Authors’ contributions

CM contributed in designing the study, writing the protocole, analyzing the data, conceiving, writing and reviewing the final paper. FA contributed in designing the study, writing the protocole, collecting and analyzing the data and reviewing the final version of the paper. NN contributed in designing the study, analyzing the data, drafting and revising the final paper. All authors read and approved the final manuscript.

Abstract

Background

Acute diffuse peritonitis is a common surgical emergency worldwide and a major contributor to non-trauma related death toll. Its causes vary widely and are correlated with mortality.

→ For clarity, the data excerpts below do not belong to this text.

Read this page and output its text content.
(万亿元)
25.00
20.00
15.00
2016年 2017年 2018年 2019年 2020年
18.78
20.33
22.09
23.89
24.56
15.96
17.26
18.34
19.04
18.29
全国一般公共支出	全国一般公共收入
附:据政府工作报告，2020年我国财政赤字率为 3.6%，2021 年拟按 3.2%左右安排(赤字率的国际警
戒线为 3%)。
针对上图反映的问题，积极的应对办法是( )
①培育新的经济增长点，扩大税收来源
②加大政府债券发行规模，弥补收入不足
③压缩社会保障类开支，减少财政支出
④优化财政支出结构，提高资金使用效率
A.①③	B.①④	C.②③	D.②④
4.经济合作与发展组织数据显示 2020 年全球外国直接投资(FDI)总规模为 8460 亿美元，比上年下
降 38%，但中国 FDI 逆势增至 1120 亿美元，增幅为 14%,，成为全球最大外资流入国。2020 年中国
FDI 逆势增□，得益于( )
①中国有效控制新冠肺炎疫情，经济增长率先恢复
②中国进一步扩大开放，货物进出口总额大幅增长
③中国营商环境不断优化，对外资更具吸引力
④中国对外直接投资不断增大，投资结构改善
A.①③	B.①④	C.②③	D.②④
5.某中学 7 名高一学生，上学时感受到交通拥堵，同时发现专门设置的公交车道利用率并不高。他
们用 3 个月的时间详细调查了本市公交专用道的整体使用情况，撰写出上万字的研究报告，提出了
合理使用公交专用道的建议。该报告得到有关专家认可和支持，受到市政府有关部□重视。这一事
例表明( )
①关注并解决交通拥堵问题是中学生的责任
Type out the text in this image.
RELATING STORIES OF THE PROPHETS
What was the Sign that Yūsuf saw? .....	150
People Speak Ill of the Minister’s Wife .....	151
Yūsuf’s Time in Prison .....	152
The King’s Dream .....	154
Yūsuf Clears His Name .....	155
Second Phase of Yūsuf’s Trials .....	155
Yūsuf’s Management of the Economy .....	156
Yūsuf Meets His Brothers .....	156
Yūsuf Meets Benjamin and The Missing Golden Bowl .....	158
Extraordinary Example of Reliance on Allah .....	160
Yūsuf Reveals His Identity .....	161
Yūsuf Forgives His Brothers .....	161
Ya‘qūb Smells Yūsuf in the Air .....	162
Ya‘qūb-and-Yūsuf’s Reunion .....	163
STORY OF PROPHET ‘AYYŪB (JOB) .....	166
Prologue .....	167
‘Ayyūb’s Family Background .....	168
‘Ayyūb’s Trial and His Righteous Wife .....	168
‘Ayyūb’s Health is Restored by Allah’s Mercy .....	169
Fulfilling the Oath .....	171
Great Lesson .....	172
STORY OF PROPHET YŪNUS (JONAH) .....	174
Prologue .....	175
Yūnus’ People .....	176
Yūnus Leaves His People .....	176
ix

Community acquired peritonitis seems to play a major role and is frequently related to hollow viscus perforation. Data on the outcome of peritonitis in the tropics are scarce. The aim of this study is to analyze the impact of tropic latitude causes of diffuse peritonitis on morbidity and mortality.

Methods

We retrospectively reviewed the records of 305 patients operated on for a diffuse peritonitis in two regional hospitals in the South-West Region of Cameroon over a 7 years period. The contributions of various causes of peritonitis to morbidity and mortality were analyzed.

Results

The diagnosis of diffuse peritonitis was suggested on clinical ground only in more than 93 % of cases. The most common causes of diffuse peritonitis included peptic ulcer perforation (n = 69), complications of acute appendicitis (n = 53) and spontaneous perforations of the terminal ileum (n = 43). A total of 142 complications were recorded in 96 patients (31.5 % complication rate). The most common complications included wound dehiscence, sepsis, prolonged paralytic ileus and multi-organ failure. Patients with typhoid perforation of the terminal ileum carried a significantly higher risk of developing a complication (p = 0.002). The overall mortality rate was 15.1 %. The most common cause of death was septic shock. Differential analysis of mortality of various causes of peritonitis indicated that the highest contributors to death toll were typhoid perforation of terminal ileum (34.7 % of deaths), post-operative peritonitis (19.5 %) and peptic ulcer perforation (15.2 %).

Conclusion

The diagnosis of diffuse peritonitis can still rely on clinical assessment alone in the absence of sophisticated imaging tools. Peptic ulcer and typhoid perforations are still major contributors to death toll. Patients presenting with these conditions require specific attention and prevention policies must be reinforced.